Dann muss das Denken soweit sein, dass es nicht mehr um Kommerz gehen kann, sondern um einen Ort des vielfältigen öffentlichen Nutzens und der Kultur!
2027 kann dann ernsthaft mit konkreteren Überlegungen für eine neue Alte Akademie begonnen werden. Erst dann wird der Weg frei sein und die Forderung nach kommerzfreier Kreativität und Gemeinsinn die Oberhand über kapitalistische Verwertung gewinnen. Aber wer soll es dann umsetzen? Nicht die Chipperfields! Wer (ohne auf Einzelmenschen zu reduzieren) hat dann das kulturelle Format, die fachliche und soziale Autorität wie sie ein Theodor Fischer oder Hans Grässel hatten, oder die großen Baumeister des Wiederaufbaus wie Josef Wiedemann? Um zusammenführen zu können und die schwere Aufgabe zu lösen? Wer wird dann mit einem begeisternden Meisterentwurf überzeugen können? Denn die Ausgangslage vor Ort ist wieder nicht viel anders als nach den Bomben des Krieges, viel mehr als Fassaden ist nach der Privatisierung und dem korrupten Benko-Narrenspiel nicht geblieben.
Nach diesem Blick in die Zukunft (der sehr hoffnungsvoll ist beim heutigen Zustand der Politik, der Bürokratie, auch der passiven Stadtgesellschaft) ist ein Baubeginn in 2029 anzunehmen.

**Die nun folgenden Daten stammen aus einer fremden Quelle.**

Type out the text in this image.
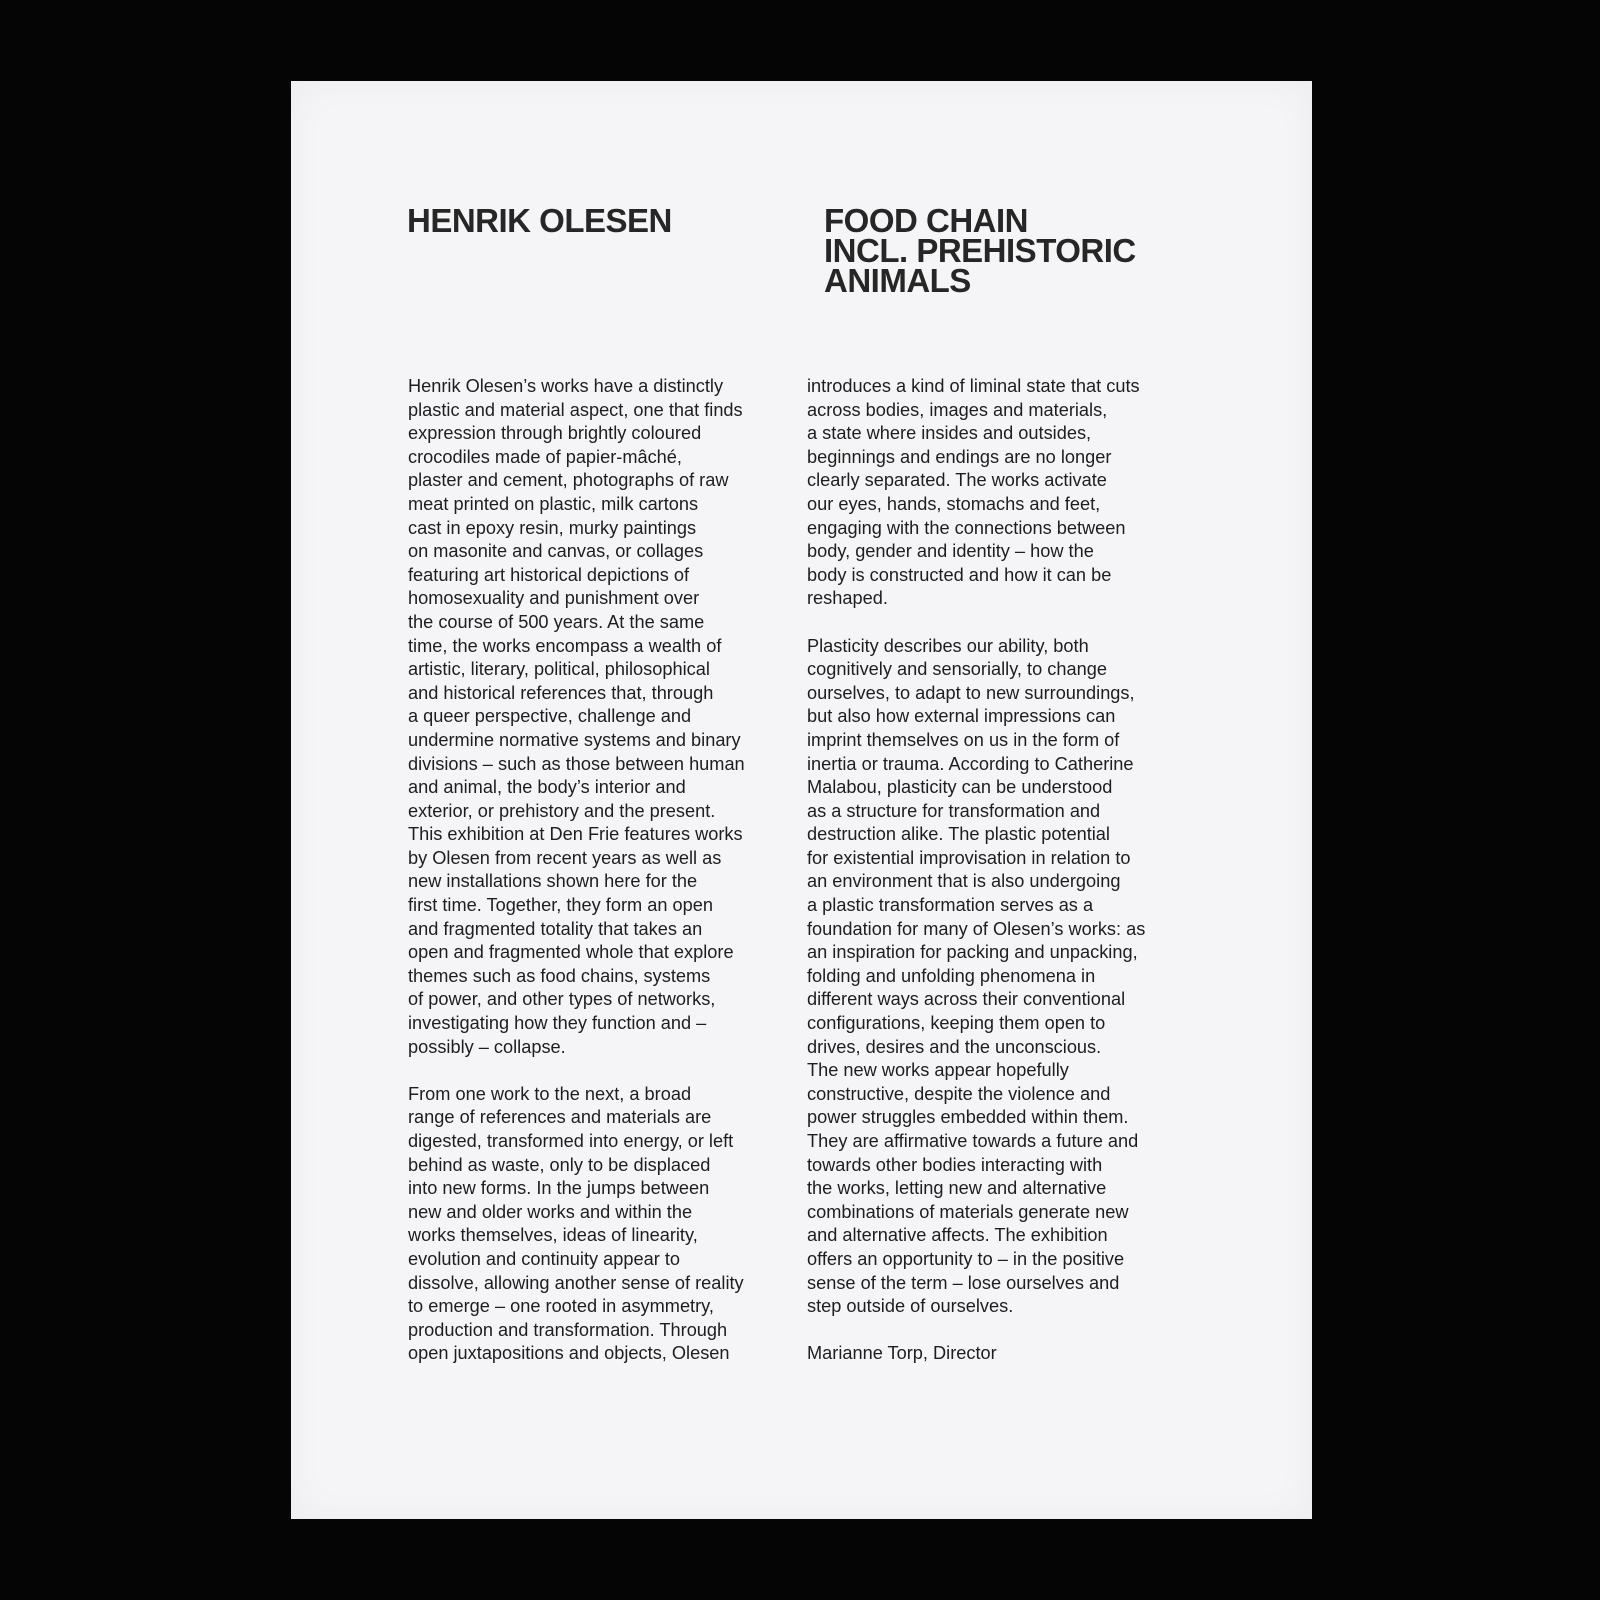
HENRIK OLESEN	FOOD CHAIN
INCL. PREHISTORIC
ANIMALS
Henrik Olesen’s works have a distinctly
plastic and material aspect, one that finds
expression through brightly coloured
crocodiles made of papier-mâché,
plaster and cement, photographs of raw
meat printed on plastic, milk cartons
cast in epoxy resin, murky paintings
on masonite and canvas, or collages
featuring art historical depictions of
homosexuality and punishment over
the course of 500 years. At the same
time, the works encompass a wealth of
artistic, literary, political, philosophical
and historical references that, through
a queer perspective, challenge and
undermine normative systems and binary
divisions – such as those between human
and animal, the body’s interior and
exterior, or prehistory and the present.
This exhibition at Den Frie features works
by Olesen from recent years as well as
new installations shown here for the
first time. Together, they form an open
and fragmented totality that takes an
open and fragmented whole that explore
themes such as food chains, systems
of power, and other types of networks,
investigating how they function and –
possibly – collapse.
From one work to the next, a broad
range of references and materials are
digested, transformed into energy, or left
behind as waste, only to be displaced
into new forms. In the jumps between
new and older works and within the
works themselves, ideas of linearity,
evolution and continuity appear to
dissolve, allowing another sense of reality
to emerge – one rooted in asymmetry,
production and transformation. Through
open juxtapositions and objects, Olesen
introduces a kind of liminal state that cuts
across bodies, images and materials,
a state where insides and outsides,
beginnings and endings are no longer
clearly separated. The works activate
our eyes, hands, stomachs and feet,
engaging with the connections between
body, gender and identity – how the
body is constructed and how it can be
reshaped.
Plasticity describes our ability, both
cognitively and sensorially, to change
ourselves, to adapt to new surroundings,
but also how external impressions can
imprint themselves on us in the form of
inertia or trauma. According to Catherine
Malabou, plasticity can be understood
as a structure for transformation and
destruction alike. The plastic potential
for existential improvisation in relation to
an environment that is also undergoing
a plastic transformation serves as a
foundation for many of Olesen’s works: as
an inspiration for packing and unpacking,
folding and unfolding phenomena in
different ways across their conventional
configurations, keeping them open to
drives, desires and the unconscious.
The new works appear hopefully
constructive, despite the violence and
power struggles embedded within them.
They are affirmative towards a future and
towards other bodies interacting with
the works, letting new and alternative
combinations of materials generate new
and alternative affects. The exhibition
offers an opportunity to – in the positive
sense of the term – lose ourselves and
step outside of ourselves.
Marianne Torp, Director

*Nachtrag. OB Dieter Reiter legt am 7. Februar mächtig vor. Die Abendzeitung berichtet: „An Kaufinteressenten für die Alte Akademie mangelt es offenbar nicht. ‚Ich krieg im Wochenrhythmus Angebote‘, berichtete Reiter in der öffentlichen Sitzung (des Planungsausschusses). ‚Ich gehe davon aus, dass demnächst klar wird, wer sie kauft – und er wird sie auch fertigstellen.'“ Na dann …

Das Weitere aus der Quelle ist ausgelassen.